Hamas Hareketi, Gazze Şeridi'ndeki Nasır Hastanesi'nde bulunan toplu mezarların İsrail ordusunun işlediği suçların boyutunu bir kez daha gösterdiğini belirtti. Hamas, Nasır Hastanesi kompleksinde bulunan toplu mezardan 190 cesedin çıkarılmasına ilişkin yazılı açıklama yaptı.

"Özellikle hastane bahçelerinde bulunan toplu mezarlar, işgalci siyonist ordunun işlediği suç ve vahşetin boyutunu yeniden gözler önüne serdi" ifadesine yer verilen açıklamada, bulunan toplu mezarların Gazze Şeridi'ndeki kayıp kişilerin akıbetleriyle ilgili soruları yeniden gündeme getirdiğinin altı çizildi.

Açıklamada, İsrail ordusunun sınırsız askeri ve siyasi destek olmaksızın hastanelerde, sığınma ve barınma merkezlerinde, silahsız sivillere yönelik katliamlarını sürdürmesinin mümkün olmayacağı vurgulandı. "ABD yönetimi bu faşist oluşuma koruma sağlıyor" ifadesine yer verilen açıklamada, İsrail'e Filistin halkına karşı 6 aydan daha uzun süren bu "katliam savaşını" sürdürme imkanını Washington'un verdiği kaydedildi.

Filistin Yönetimi Enformasyon Bakanı ve Devlet Başkanlığı Sözcüsü Nebil Ebu Rudeyne ise, ABD’nin İsrail’e verdiği güvenlik desteğini “tehlikeyi tırmandırdığı ve savaşın kapsamının genişletilmesine yeşil ışık yaktığı” şeklinde nitelendirdi.

ABD Temsilciler Meclisi'nin İsrail’e 26 milyar dolar değerinde askeri yardım sağlanmasına ilişkin Filistin haber ajansı WAFA’ya değerlendirmede bulunan Filistin Devleti Başkanlık Sözcüsü Rudeyne, “ABD’nin İsrail’e verdiği güvenlik desteği Filistin halkına yönelik bir saldırı ve tehlikeyi tırmandıran bir gelişme.

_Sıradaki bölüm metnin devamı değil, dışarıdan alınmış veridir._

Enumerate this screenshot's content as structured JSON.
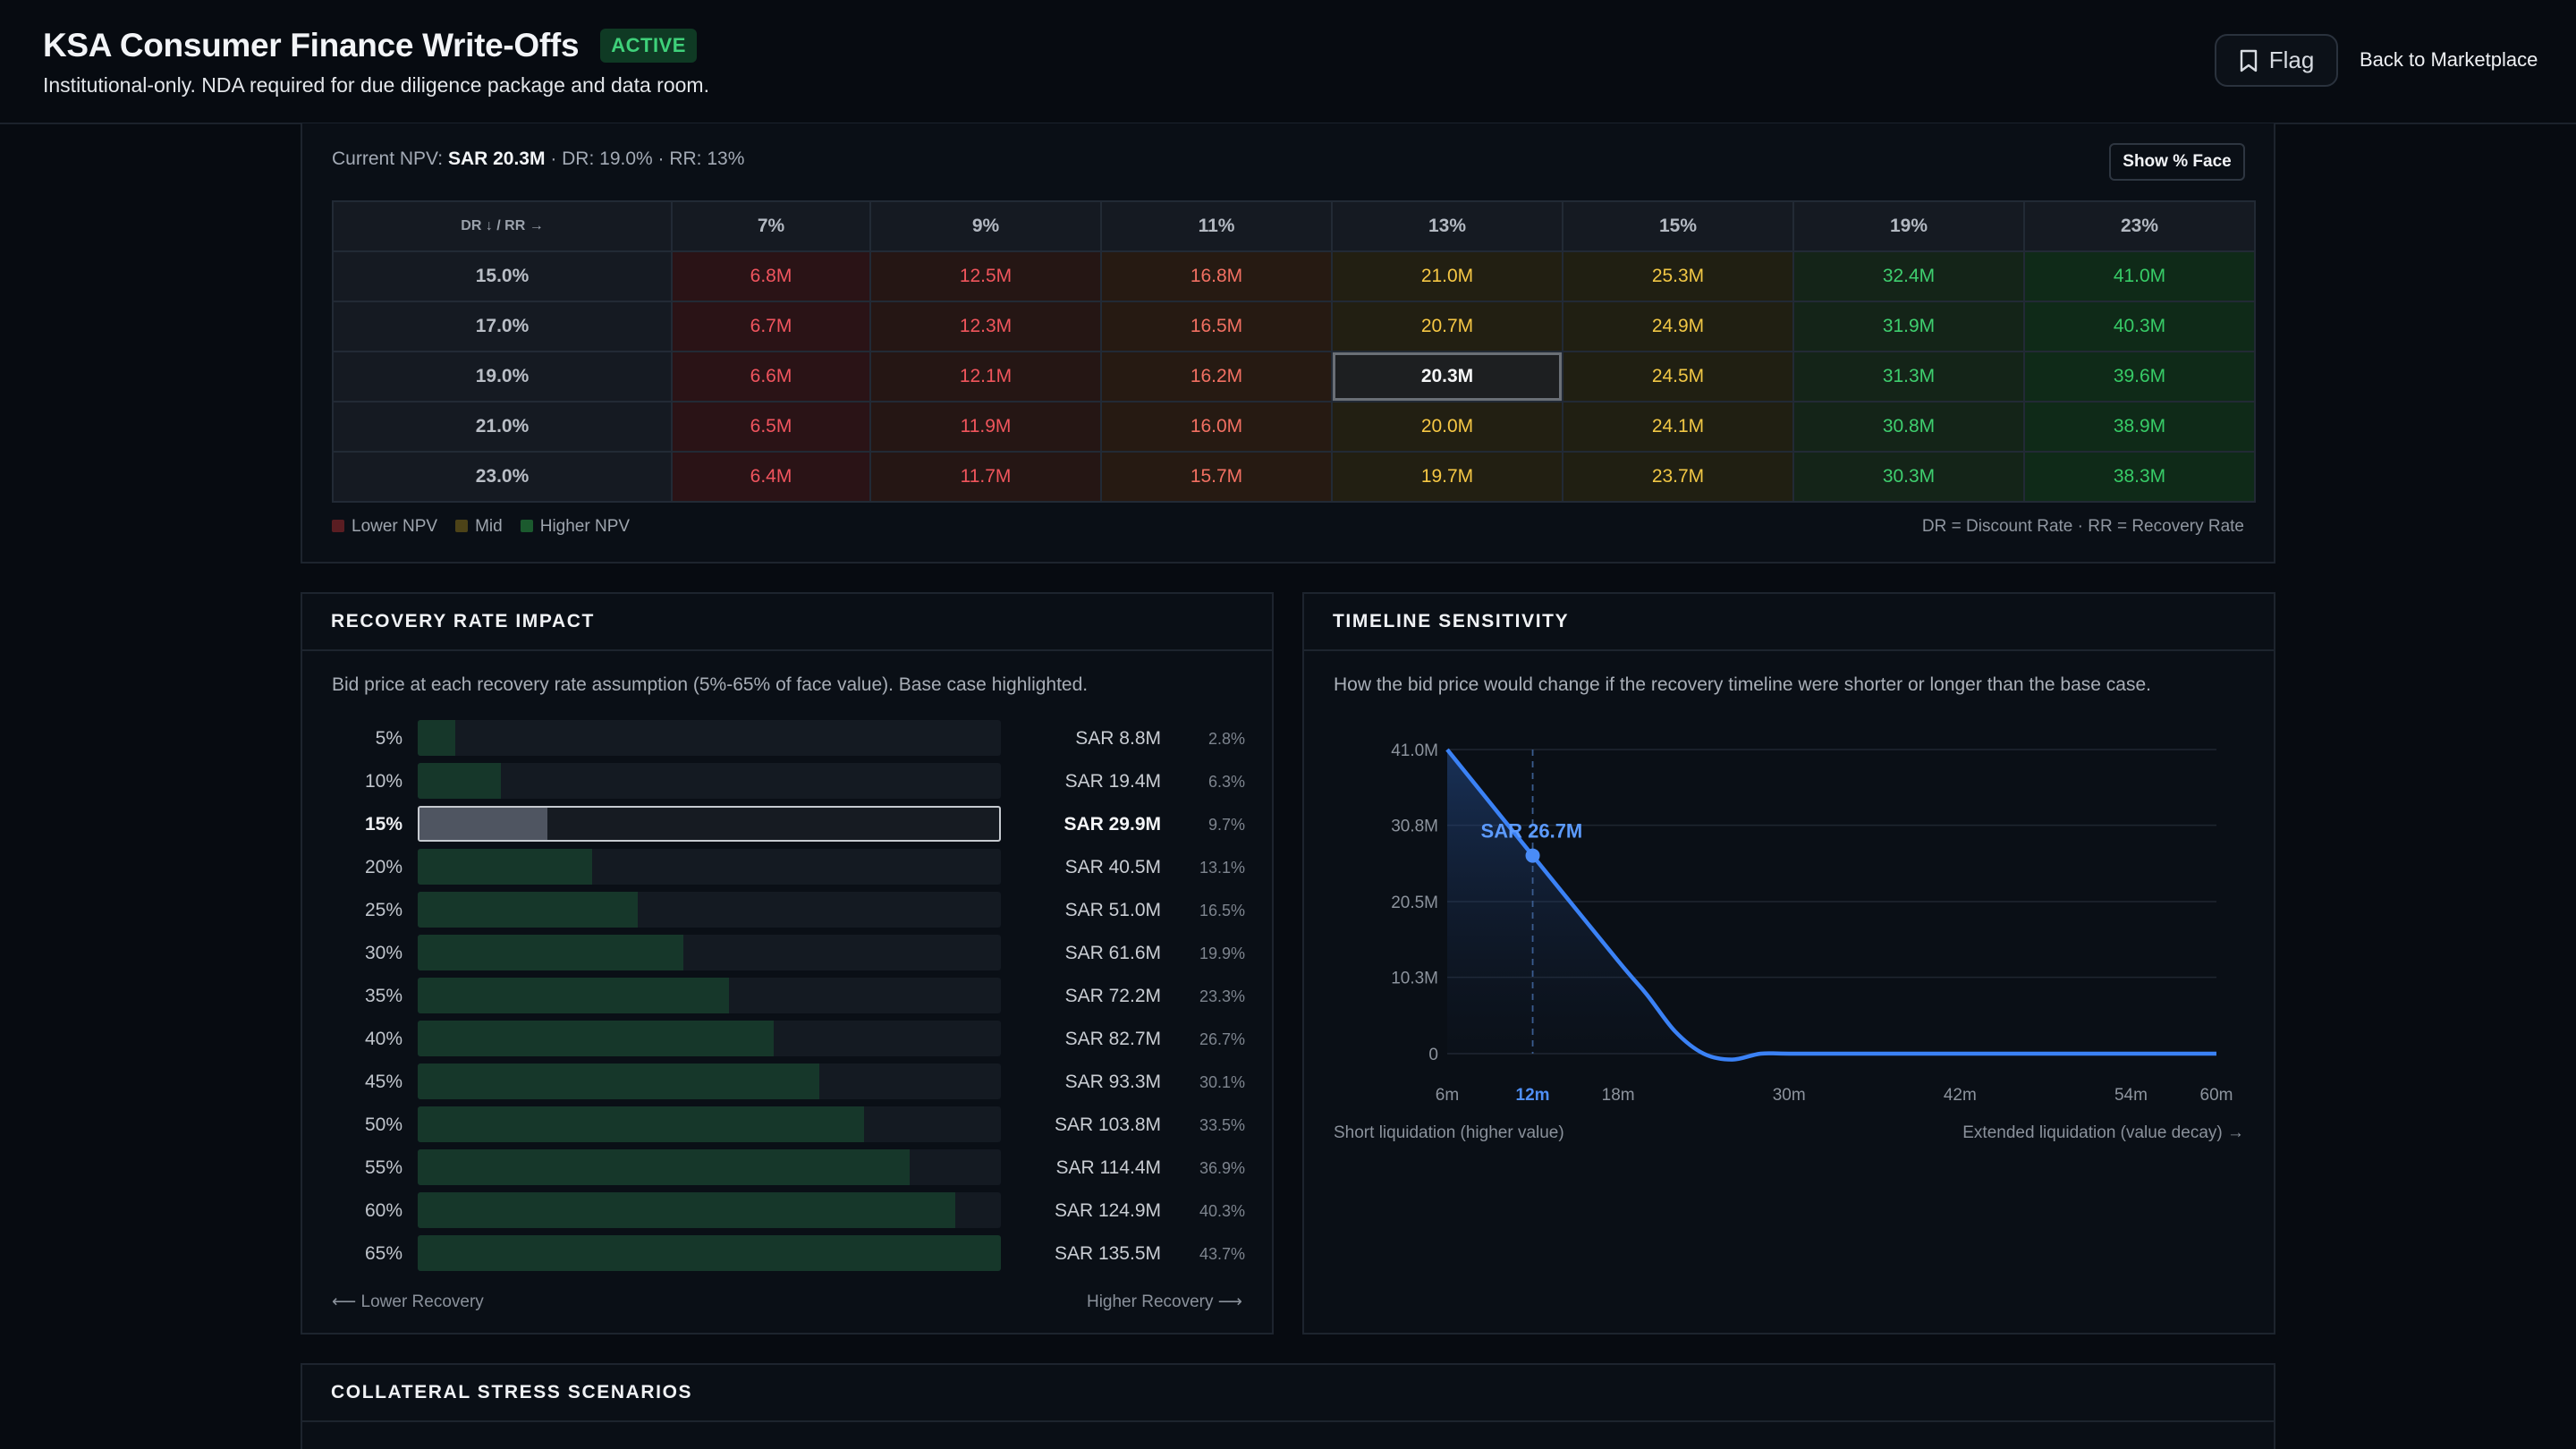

Bu adım, İsrail’e savaşı tüm bölge ülkelerini kapsayacak şekilde genişletmesi için yeşil ışık yaktı” ifadelerini kulandı.

Bölgede ve dünyada istikrara giden yolun Filistin’de istikrarın sağlanmasından geçtiğini vurgulayan Rudeyne, ABD’nin Orta Doğu bölgesinde güvenlik ve istikrar için İsrail’e verdiği desteği kınadı.

ABD’nin Gazze Şeridi’nde “Filistin halkına yönelik işlenen tüm suçların sorumlusu işgalci devletin aşırı sağcı hükümetine” destek verdiğini belirten Rudeyne, şunları kaydetti: “ABD, İsrail’e destek verirken, Batı Şeria’daki saldırılar üçüncü gününde devam ediyor. Alt yapının tamamen yok edildiği Tulkarm’da 13’ten fazla vatandaş öldürüldü. ABD bu saldırıları yapan işgalciye destek verirken, Filistinli mültecilere yardım eden Birleşmiş Milletler’e bağlı kurumlara desteğini durdurdu."

ABD Temsilciler Meclisi Başkanı Mike Johnson, Ukrayna ve İsrail'e ayrı ayrı yardım yapılmasını öngören birbirinden bağımsız tasarılar hazırladıklarını duyururken, ABD Başkanı Joe Biden'dan 18 Nisan’da tasarılara destek gelmişti. Johnson, biri İsrail, diğeri Ukrayna ve diğeri de Tayvan'la ilgili yardımları içeren 3 ayrı tasarıyla ilgili detaylarını kamuoyu ile paylaşmıştı. Buna göre, İsrail'e 26 milyar dolarlık yeni bir destek paketi hazırlanmıştı.

Cumartesi günü Temsilciler Meclisi'nde görüşülen ve 122 ret oyuna karşılık 311 evet oyuyla kabul edilen tasarıya göre İsrail'e ayrılan 26 milyar dolarlık paketin içindeki 9 milyar dolarlık bölümün Gazze dahil çeşitli savaş bölgelerinde kullanılmak üzere insani yardımlara ayrılması öngörülüyor.